German Development Minister Heidemarie Wieczorek-Zeul, speaking for the European Union, said this week that she had little confidence that Wolfowitz could lead the drive to secure 30 billion dollars in new World Bank aid for the poorest nations for 2008-11.

The Wall Street Journal, a staunch supporter, has called the drive to oust him a “European coup attempt” by rich-nation politicians and bureaucrats upset by his focus on corruption and on “results” in development aid.

The US is the bank’s largest contributor. Still, Washington commands only a 16.4 per cent share-holding, leaving it increasingly isolated as support for Wolfowitz ebbed among senior managers and the bank’s staff association called for his removal.
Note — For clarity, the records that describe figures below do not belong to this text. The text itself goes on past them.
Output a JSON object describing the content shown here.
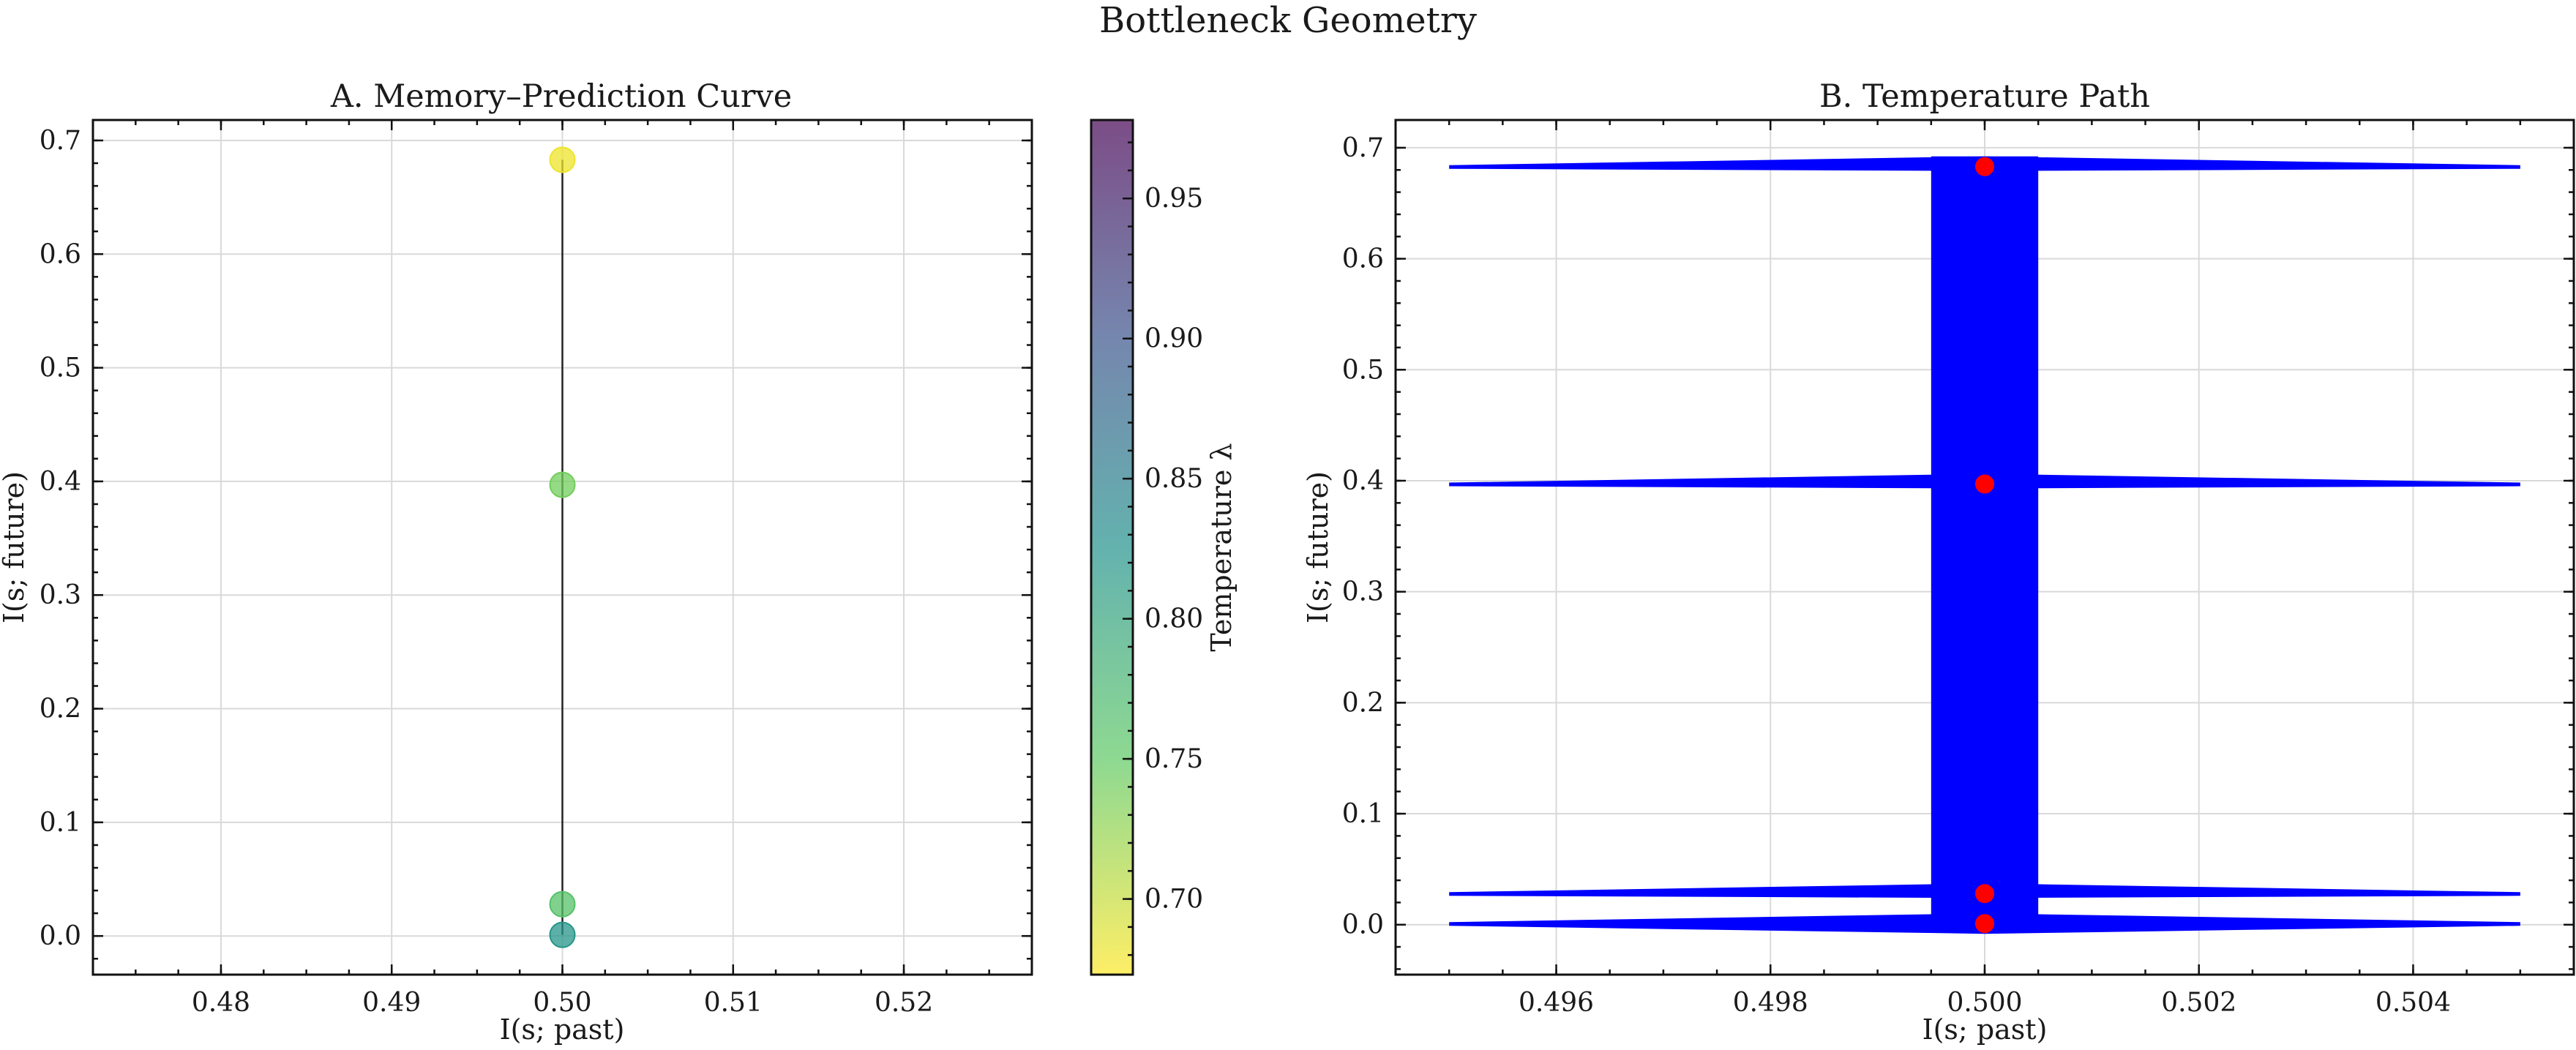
{
  "figure_title": "Bottleneck Geometry",
  "chart_data": [
    {
      "type": "scatter",
      "title": "A. Memory–Prediction Curve",
      "xlabel": "I(s; past)",
      "ylabel": "I(s; future)",
      "xlim": [
        0.4725,
        0.5275
      ],
      "ylim": [
        -0.034,
        0.718
      ],
      "xticks": [
        0.48,
        0.49,
        0.5,
        0.51,
        0.52
      ],
      "xtick_labels": [
        "0.48",
        "0.49",
        "0.50",
        "0.51",
        "0.52"
      ],
      "yticks": [
        0.0,
        0.1,
        0.2,
        0.3,
        0.4,
        0.5,
        0.6,
        0.7
      ],
      "ytick_labels": [
        "0.0",
        "0.1",
        "0.2",
        "0.3",
        "0.4",
        "0.5",
        "0.6",
        "0.7"
      ],
      "grid": true,
      "connecting_line": true,
      "points": [
        {
          "x": 0.5,
          "y": 0.683,
          "temperature": 0.68
        },
        {
          "x": 0.5,
          "y": 0.397,
          "temperature": 0.74
        },
        {
          "x": 0.5,
          "y": 0.028,
          "temperature": 0.76
        },
        {
          "x": 0.5,
          "y": 0.001,
          "temperature": 0.82
        }
      ],
      "colorbar": {
        "label": "Temperature λ",
        "colormap": "viridis_r",
        "range": [
          0.673,
          0.978
        ],
        "ticks": [
          0.7,
          0.75,
          0.8,
          0.85,
          0.9,
          0.95
        ],
        "tick_labels": [
          "0.70",
          "0.75",
          "0.80",
          "0.85",
          "0.90",
          "0.95"
        ]
      }
    },
    {
      "type": "line",
      "title": "B. Temperature Path",
      "xlabel": "I(s; past)",
      "ylabel": "I(s; future)",
      "xlim": [
        0.4945,
        0.5055
      ],
      "ylim": [
        -0.045,
        0.725
      ],
      "xticks": [
        0.496,
        0.498,
        0.5,
        0.502,
        0.504
      ],
      "xtick_labels": [
        "0.496",
        "0.498",
        "0.500",
        "0.502",
        "0.504"
      ],
      "yticks": [
        0.0,
        0.1,
        0.2,
        0.3,
        0.4,
        0.5,
        0.6,
        0.7
      ],
      "ytick_labels": [
        "0.0",
        "0.1",
        "0.2",
        "0.3",
        "0.4",
        "0.5",
        "0.6",
        "0.7"
      ],
      "grid": true,
      "series": [
        {
          "values_x": [
            0.5,
            0.5,
            0.5,
            0.5
          ],
          "values_y": [
            0.683,
            0.397,
            0.028,
            0.001
          ],
          "color": "#0000ff"
        }
      ],
      "points": [
        {
          "x": 0.5,
          "y": 0.683
        },
        {
          "x": 0.5,
          "y": 0.397
        },
        {
          "x": 0.5,
          "y": 0.028
        },
        {
          "x": 0.5,
          "y": 0.001
        }
      ],
      "arrow_span_x": [
        0.495,
        0.505
      ],
      "arrow_shaft_x": [
        0.4995,
        0.5005
      ],
      "arrow_color": "#0000ff",
      "point_color": "#ff0000"
    }
  ]
}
At issue was a pay raise and promotion that Wolfowitz directed for Riza, three months after becoming bank president in June 2005. It boosted her annual salary by 36 per cent to 180,000 dollars and guaranteed yearly raises of 8 per cent.

Riza, 52, was loaned out to the US State Department to avoid a potential conflict of interest but was kept on the World Bank payroll.

A panel of seven World Bank directors found this week that Wolfowitz broke staff rules and his employment contract because the package was too generous and his involvement was a conflict of interest.

Wolfowitz is the first World Bank president to resign under a cloud since the bank was founded in 1944 to help Europe and Asia rebuild after World War II.

His exit revived debate about the tradition that the US chooses the bank’s head and a European leads the International Monetary Fund.

Oxfam, a British-based aid group, said it was a chance to change that system and choose the next World Bank chief “on merit through an open, accountable process.”